Au milieu des années 1980, ses compétences linguistiques en français aident le futur Premier ministre à devenir le représentant principal de Petrimex à Rabat au Maroc. Petrimex est alors une société d’État de négoce de produits pétroliers et chimiques. Dans Andrej Babis – L’histoire d’un oligarque (2014), son biographe Tomás Pergler cite un collègue de l’époque. Ce dernier souligne combien la faculté de Andrej Babis à se comporter «comme un diplomate occidental» plutôt que «communiste» était rare et déterminante.
Plus
Notre newsletter sur la politique extérieure de la Suisse
La constitution d’un empire
En 1993, Andrej Babis s’installe à Prague. S’appuyant sur les apports en capitaux de ses «camarades de classe suisses» – selon sa propre explication – il lève rapidement des fonds et lance sa nouvelle entreprise. Fondée pour le commerce d’engrais quelques semaines après le «divorce de velours» du 1er janvier de cette même année, qui scinde la Tchécoslovaquie en deux pays, Agrofert démarre avec quatre employés. En quelques années, elle absorbe l’essentiel de l’activité de sa société mère.
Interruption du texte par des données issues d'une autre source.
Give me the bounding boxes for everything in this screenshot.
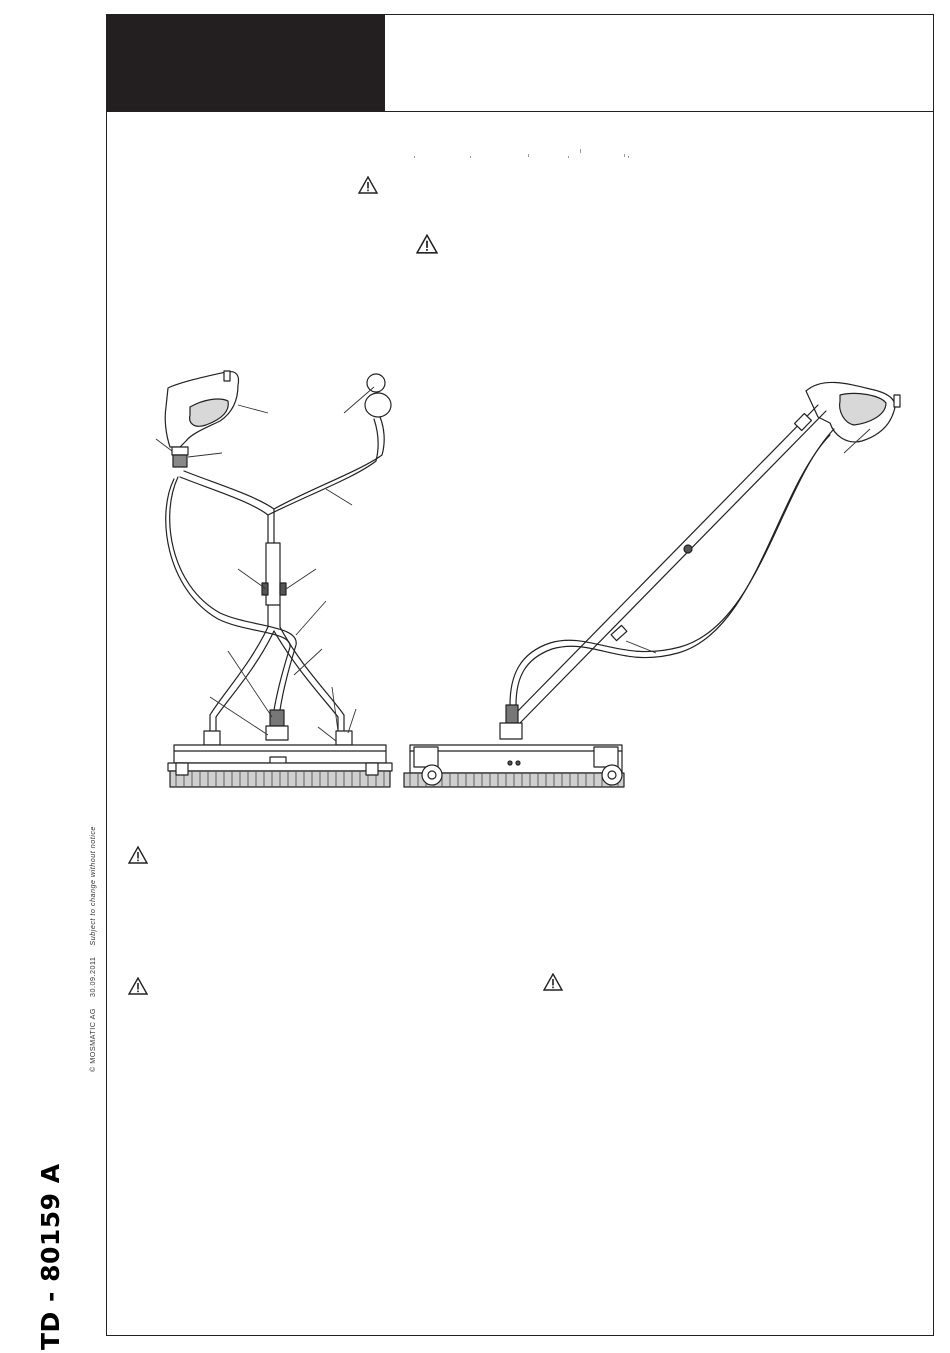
change-notice: Subject to change without notice — [88, 826, 97, 946]
document-date: 30.09.2011 — [88, 956, 97, 998]
copyright-text: © MOSMATIC AG — [88, 1008, 97, 1072]
warning-triangle-icon — [128, 977, 148, 995]
copyright-notice — [88, 826, 97, 1072]
front-view-drawing — [150, 365, 400, 795]
document-code: TD - 80159 A — [36, 1163, 65, 1350]
warning-triangle-icon — [358, 176, 378, 194]
side-view-drawing — [400, 365, 910, 795]
faint-text-specks — [410, 148, 640, 160]
warning-triangle-icon — [543, 973, 563, 991]
warning-triangle-icon — [128, 846, 148, 864]
warning-triangle-icon — [416, 234, 438, 254]
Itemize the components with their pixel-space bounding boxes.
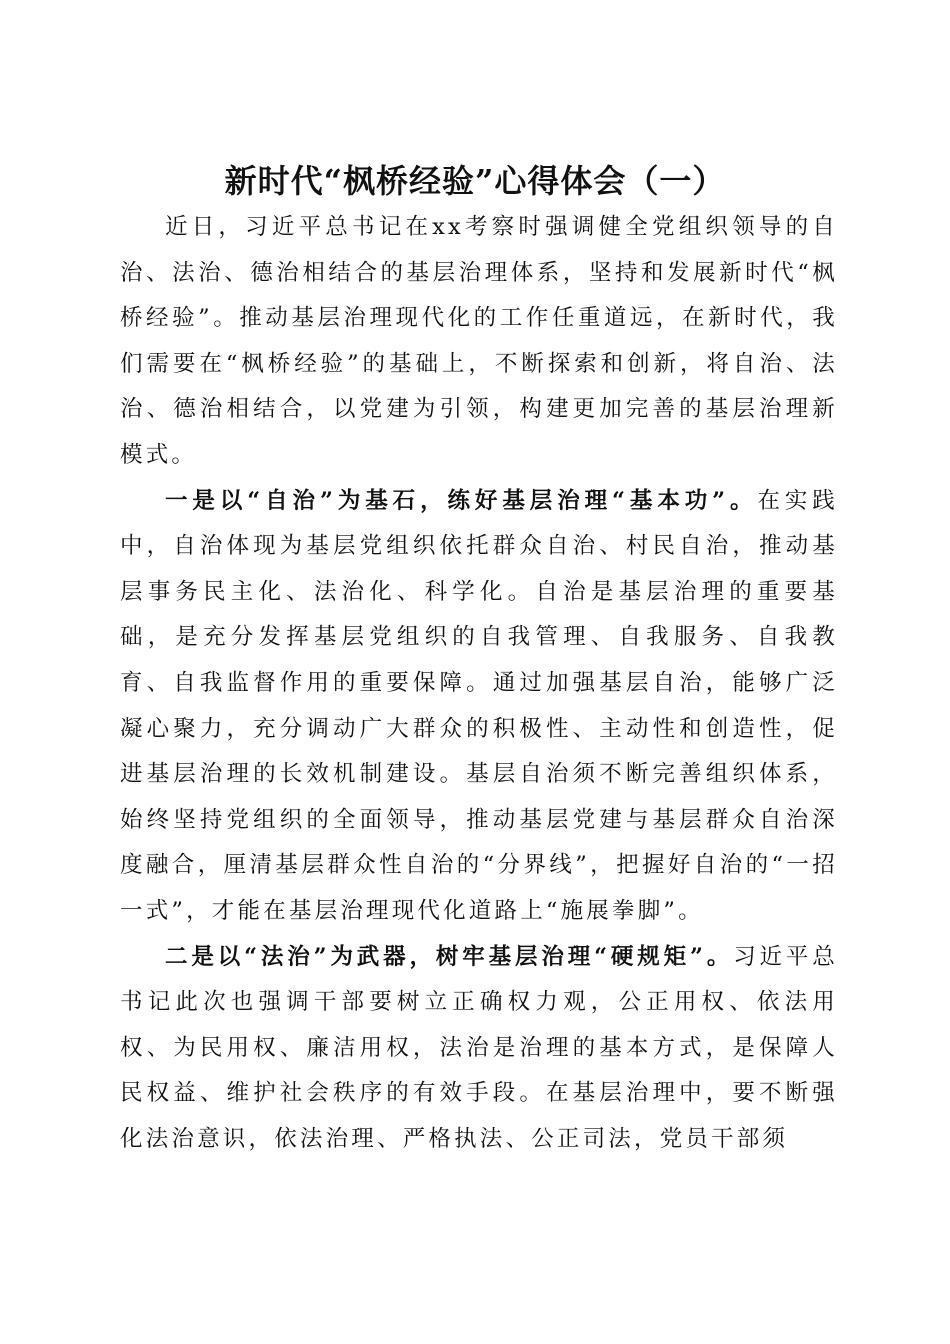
paragraph-text: 习近平总书记此次也强调干部要树立正确权力观，公正用权、依法用权、为民用权、廉洁用权，法治是治理的基本方式，是保障人民权益、维护社会秩序的有效手段。在基层治理中，要不断强化法治意识，依法治理、严格执法、公正司法，党员干部须 <box>120 943 838 1152</box>
paragraph-lead: 一是以“自治”为基石，练好基层治理“基本功”。 <box>165 487 758 514</box>
paragraph-lead: 二是以“法治”为武器，树牢基层治理“硬规矩”。 <box>165 943 734 970</box>
paragraph-text: 在实践中，自治体现为基层党组织依托群众自治、村民自治，推动基层事务民主化、法治化、科学化。自治是基层治理的重要基础，是充分发挥基层党组织的自我管理、自我服务、自我教育、自我监督作用的重要保障。通过加强基层自治，能够广泛凝心聚力，充分调动广大群众的积极性、主动性和创造性，促进基层治理的长效机制建设。基层自治须不断完善组织体系，始终坚持党组织的全面领导，推动基层党建与基层群众自治深度融合，厘清基层群众性自治的“分界线”，把握好自治的“一招一式”，才能在基层治理现代化道路上“施展拳脚”。 <box>120 487 838 924</box>
paragraph-intro <box>120 205 838 479</box>
document-body <box>120 205 838 1162</box>
document-title: 新时代“枫桥经验”心得体会（一） <box>224 162 726 201</box>
paragraph-self-governance <box>120 479 838 935</box>
paragraph-text: 近日，习近平总书记在xx考察时强调健全党组织领导的自治、法治、德治相结合的基层治理体系，坚持和发展新时代“枫桥经验”。推动基层治理现代化的工作任重道远，在新时代，我们需要在“枫桥经验”的基础上，不断探索和创新，将自治、法治、德治相结合，以党建为引领，构建更加完善的基层治理新模式。 <box>120 214 838 468</box>
paragraph-rule-of-law <box>120 935 838 1163</box>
Lorsque les représentants de Petrimex voudront contrer l’expansion d’Agrofert en refusant d’exercer leur droit de préemption sur les nouvelles actions, Andrej Babis se tourne vers une société suisse nouvellement créée – O.F.I (Ost Finanz und Investment AG), basée à Baar, dans le canton de Zoug – pour un investissement lui octroyant 65% des parts de la société. Plus de deux mois plus tard, quand le conseil d’administration de Petrimex a vent de la transaction, sa participation majoritaire a été diluée à 25%.
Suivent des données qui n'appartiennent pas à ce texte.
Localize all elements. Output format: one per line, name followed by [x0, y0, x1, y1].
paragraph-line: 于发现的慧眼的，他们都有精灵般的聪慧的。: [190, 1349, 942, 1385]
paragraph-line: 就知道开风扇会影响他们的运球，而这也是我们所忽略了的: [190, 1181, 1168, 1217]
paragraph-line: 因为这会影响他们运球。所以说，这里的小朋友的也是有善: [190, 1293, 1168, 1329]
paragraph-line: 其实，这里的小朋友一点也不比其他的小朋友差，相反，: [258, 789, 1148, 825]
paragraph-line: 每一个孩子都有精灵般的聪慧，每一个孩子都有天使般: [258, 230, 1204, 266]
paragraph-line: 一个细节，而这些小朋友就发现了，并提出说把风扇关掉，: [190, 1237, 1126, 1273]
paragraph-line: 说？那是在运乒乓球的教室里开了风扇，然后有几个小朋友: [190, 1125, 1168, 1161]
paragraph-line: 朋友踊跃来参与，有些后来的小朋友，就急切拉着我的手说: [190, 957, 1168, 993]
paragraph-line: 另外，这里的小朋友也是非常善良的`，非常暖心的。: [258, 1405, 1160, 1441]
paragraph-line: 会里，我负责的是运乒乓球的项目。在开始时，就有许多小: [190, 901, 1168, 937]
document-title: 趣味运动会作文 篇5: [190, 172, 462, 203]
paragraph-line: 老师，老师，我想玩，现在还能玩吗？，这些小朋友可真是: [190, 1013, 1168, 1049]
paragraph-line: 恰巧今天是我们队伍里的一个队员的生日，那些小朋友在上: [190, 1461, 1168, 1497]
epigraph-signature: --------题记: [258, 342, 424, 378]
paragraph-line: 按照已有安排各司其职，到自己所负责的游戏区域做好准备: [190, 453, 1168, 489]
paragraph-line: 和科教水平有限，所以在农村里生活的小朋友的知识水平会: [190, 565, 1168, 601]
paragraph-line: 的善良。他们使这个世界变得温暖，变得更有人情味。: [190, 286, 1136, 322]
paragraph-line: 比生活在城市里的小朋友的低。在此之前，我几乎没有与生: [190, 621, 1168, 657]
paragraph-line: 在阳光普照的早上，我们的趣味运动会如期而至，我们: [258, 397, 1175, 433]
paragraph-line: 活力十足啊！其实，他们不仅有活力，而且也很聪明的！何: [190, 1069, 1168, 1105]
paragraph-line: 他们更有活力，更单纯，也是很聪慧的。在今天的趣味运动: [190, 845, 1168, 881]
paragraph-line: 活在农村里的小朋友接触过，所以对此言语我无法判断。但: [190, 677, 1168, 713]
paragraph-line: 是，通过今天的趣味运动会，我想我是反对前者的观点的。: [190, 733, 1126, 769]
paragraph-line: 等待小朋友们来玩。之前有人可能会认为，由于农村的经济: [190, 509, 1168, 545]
Bien qu’établie d’abord à Hünenberg puis à Baar, O.F.I. ne laisse rien transparaître des activités de ses employés œuvrant dans un petit bureau de la zone industrielle partagé avec vingt autres entreprises. C’est ce que constatera plus tard Jaroslav Spurný, journaliste d’investigation et co-fondateur du magazine tchèque RESPEKT. «J’en ai parlé à plusieurs reprises avec Andrej Babis en privé, assure-t-il à Swissinfo. À chaque fois, sa version du rôle joué par O.F.I a légèrement varié.»
La structure de propriété d’O.F.I. profite de l’article 47 de la loi suisse sur les banques, qui rend pénalement répréhensible la divulgation sans autorisation d’informations financières. Un cadre juridique signifiant qu’autorités helvétiques et journalistes étrangers ont peu de recours pour enquêter sur les bénéficiaires effectifs d’O.F.I., que ses pratiques inquiètent ou non.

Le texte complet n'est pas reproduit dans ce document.